MARCO IL GIARDINIERE E DJ - Si era diplomato da tre anni, ma non aveva ancora trovato un lavoro Marco anche a causa di un problema, l’epilessia, che fino a oggi non gli aveva permesso di prendere la patente. Gli ultimi colloqui si erano chiusi alla domanda se fosse automunito. A settembre però la dottoressa gli avrebbe firmato un documento e probabilmente sarebbe riuscito a prendere la patente e inseguire il suo sogno di fare il giardiniere. Una passione data anche dalla scuola, visto che aveva frequentato l’istituto agrario. Poi c’era la seconda passione, quella per la musica. Avrebbe voluto anche fare il dj e proprio grazie alla dedizione tra qualche settimana avrebbe suonato alla sua prima serata, in provincia di Torino. E invece questi due sogni sono stati spezzati in pochi secondi.

ILARIA, DIPLOMATA A LUGLIO - Ilaria ha dimostrato il suo altruismo fino all’ultimo.
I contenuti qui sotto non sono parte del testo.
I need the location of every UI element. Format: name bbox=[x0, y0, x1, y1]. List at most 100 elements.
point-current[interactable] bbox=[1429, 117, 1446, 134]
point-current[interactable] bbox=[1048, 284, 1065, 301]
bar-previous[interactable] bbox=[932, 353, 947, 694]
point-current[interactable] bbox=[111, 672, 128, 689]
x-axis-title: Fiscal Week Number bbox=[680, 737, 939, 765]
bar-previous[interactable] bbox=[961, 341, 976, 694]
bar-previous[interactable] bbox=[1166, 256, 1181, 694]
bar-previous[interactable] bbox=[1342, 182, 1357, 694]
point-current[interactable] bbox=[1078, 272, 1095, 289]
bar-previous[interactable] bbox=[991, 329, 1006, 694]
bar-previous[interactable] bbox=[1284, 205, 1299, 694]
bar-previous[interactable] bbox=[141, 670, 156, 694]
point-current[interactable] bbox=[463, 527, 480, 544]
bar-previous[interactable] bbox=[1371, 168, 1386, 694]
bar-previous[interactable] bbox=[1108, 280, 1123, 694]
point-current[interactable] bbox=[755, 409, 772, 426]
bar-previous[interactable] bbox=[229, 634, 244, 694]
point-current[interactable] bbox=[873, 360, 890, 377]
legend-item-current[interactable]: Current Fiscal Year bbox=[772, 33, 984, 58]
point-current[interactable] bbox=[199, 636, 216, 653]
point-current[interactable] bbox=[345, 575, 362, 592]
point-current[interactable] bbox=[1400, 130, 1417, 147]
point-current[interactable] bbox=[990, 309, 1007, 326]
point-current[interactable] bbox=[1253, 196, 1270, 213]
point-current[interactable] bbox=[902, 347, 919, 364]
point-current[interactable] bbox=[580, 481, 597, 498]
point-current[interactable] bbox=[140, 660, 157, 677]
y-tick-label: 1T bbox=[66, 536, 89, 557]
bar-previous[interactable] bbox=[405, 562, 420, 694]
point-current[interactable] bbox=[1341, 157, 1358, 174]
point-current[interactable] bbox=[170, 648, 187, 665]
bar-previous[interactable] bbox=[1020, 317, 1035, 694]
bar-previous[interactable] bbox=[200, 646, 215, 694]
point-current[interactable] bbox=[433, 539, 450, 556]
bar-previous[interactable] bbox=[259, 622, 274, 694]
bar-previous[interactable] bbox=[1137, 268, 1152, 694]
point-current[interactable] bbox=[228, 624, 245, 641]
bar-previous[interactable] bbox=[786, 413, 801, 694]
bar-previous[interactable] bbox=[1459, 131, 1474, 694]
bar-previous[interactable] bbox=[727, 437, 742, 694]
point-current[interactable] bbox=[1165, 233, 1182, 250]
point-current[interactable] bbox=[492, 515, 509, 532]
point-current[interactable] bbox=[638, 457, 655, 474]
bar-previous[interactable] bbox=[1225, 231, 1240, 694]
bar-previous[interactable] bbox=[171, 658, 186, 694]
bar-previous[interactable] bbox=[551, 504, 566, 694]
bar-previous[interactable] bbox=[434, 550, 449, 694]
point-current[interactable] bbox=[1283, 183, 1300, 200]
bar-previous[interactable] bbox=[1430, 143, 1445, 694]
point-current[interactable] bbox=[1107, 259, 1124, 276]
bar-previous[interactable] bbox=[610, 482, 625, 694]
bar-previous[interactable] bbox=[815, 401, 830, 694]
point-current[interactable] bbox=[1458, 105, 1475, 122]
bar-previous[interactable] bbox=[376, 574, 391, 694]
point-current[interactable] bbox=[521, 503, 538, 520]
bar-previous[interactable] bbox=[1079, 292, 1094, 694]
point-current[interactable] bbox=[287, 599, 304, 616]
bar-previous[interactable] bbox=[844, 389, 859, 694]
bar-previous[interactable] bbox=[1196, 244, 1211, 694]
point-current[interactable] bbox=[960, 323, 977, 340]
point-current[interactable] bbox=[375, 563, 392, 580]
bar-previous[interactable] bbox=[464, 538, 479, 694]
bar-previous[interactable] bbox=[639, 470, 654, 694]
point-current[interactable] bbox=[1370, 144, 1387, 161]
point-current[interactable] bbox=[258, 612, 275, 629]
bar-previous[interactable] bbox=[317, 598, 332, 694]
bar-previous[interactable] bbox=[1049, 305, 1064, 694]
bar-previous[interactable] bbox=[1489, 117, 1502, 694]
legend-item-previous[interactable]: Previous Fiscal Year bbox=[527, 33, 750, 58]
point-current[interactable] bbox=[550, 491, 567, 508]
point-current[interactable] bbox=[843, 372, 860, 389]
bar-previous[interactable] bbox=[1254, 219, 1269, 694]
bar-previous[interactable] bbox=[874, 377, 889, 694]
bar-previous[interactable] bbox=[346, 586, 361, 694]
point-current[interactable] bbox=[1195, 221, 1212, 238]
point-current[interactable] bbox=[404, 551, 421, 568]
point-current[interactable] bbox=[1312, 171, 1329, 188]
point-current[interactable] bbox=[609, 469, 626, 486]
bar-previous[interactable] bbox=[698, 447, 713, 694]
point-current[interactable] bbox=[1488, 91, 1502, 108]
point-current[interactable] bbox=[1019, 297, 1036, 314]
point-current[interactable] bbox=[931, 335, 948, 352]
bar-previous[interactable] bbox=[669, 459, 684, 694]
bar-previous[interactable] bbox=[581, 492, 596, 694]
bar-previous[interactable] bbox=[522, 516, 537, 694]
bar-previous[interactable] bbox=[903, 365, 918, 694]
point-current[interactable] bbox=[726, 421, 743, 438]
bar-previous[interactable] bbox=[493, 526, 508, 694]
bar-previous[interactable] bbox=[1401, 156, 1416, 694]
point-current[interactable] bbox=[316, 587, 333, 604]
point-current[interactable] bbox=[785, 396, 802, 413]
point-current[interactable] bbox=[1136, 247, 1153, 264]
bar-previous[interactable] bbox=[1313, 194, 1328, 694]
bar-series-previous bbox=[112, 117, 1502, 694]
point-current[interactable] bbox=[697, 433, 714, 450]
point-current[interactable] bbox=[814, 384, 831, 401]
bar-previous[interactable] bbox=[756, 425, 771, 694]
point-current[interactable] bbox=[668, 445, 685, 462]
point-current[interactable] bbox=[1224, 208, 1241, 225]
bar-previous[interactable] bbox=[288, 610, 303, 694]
Ha provato a salvare l’amico ma invece di riuscirci è stata trascinata anche lei sott’acqua. Il suo cuore batteva ancora quando è riemersa, è stata rianimata per quasi un’ora, ma le condizioni erano gravissime e non ce l’ha fatta. Si era diplomata a luglio e non aveva ancora deciso cosa fare se non alcuni corsi per decidere la strada da intraprendere. Conosceva Marco da tempo e anche i genitori lo avevano ospitato più volte. Anche lei, come l’amico, non era un’eccellente nuotatrice, ma ciò non le ha impedito di tentare il tutto per tutto per salvarlo.

L’ADDIO DELL’AMICA - Con loro era presente Noemi, l’amica del cuore di Ilaria. Non ha voglia di parlare, vuole stare chiusa nel suo dolore adesso e ha affidato a Facebook il suo pensiero per i due amici con cui poco tempo fa aveva scattato una foto in cui erano tutti e tre sorridenti: «Addio amici miei», scrive Noemi, «riposate in pace, mi mancherete tantissimo anche se Dio vi ha voluti con sé… sarete per sempre nel mio cuore. Vi voglio bene».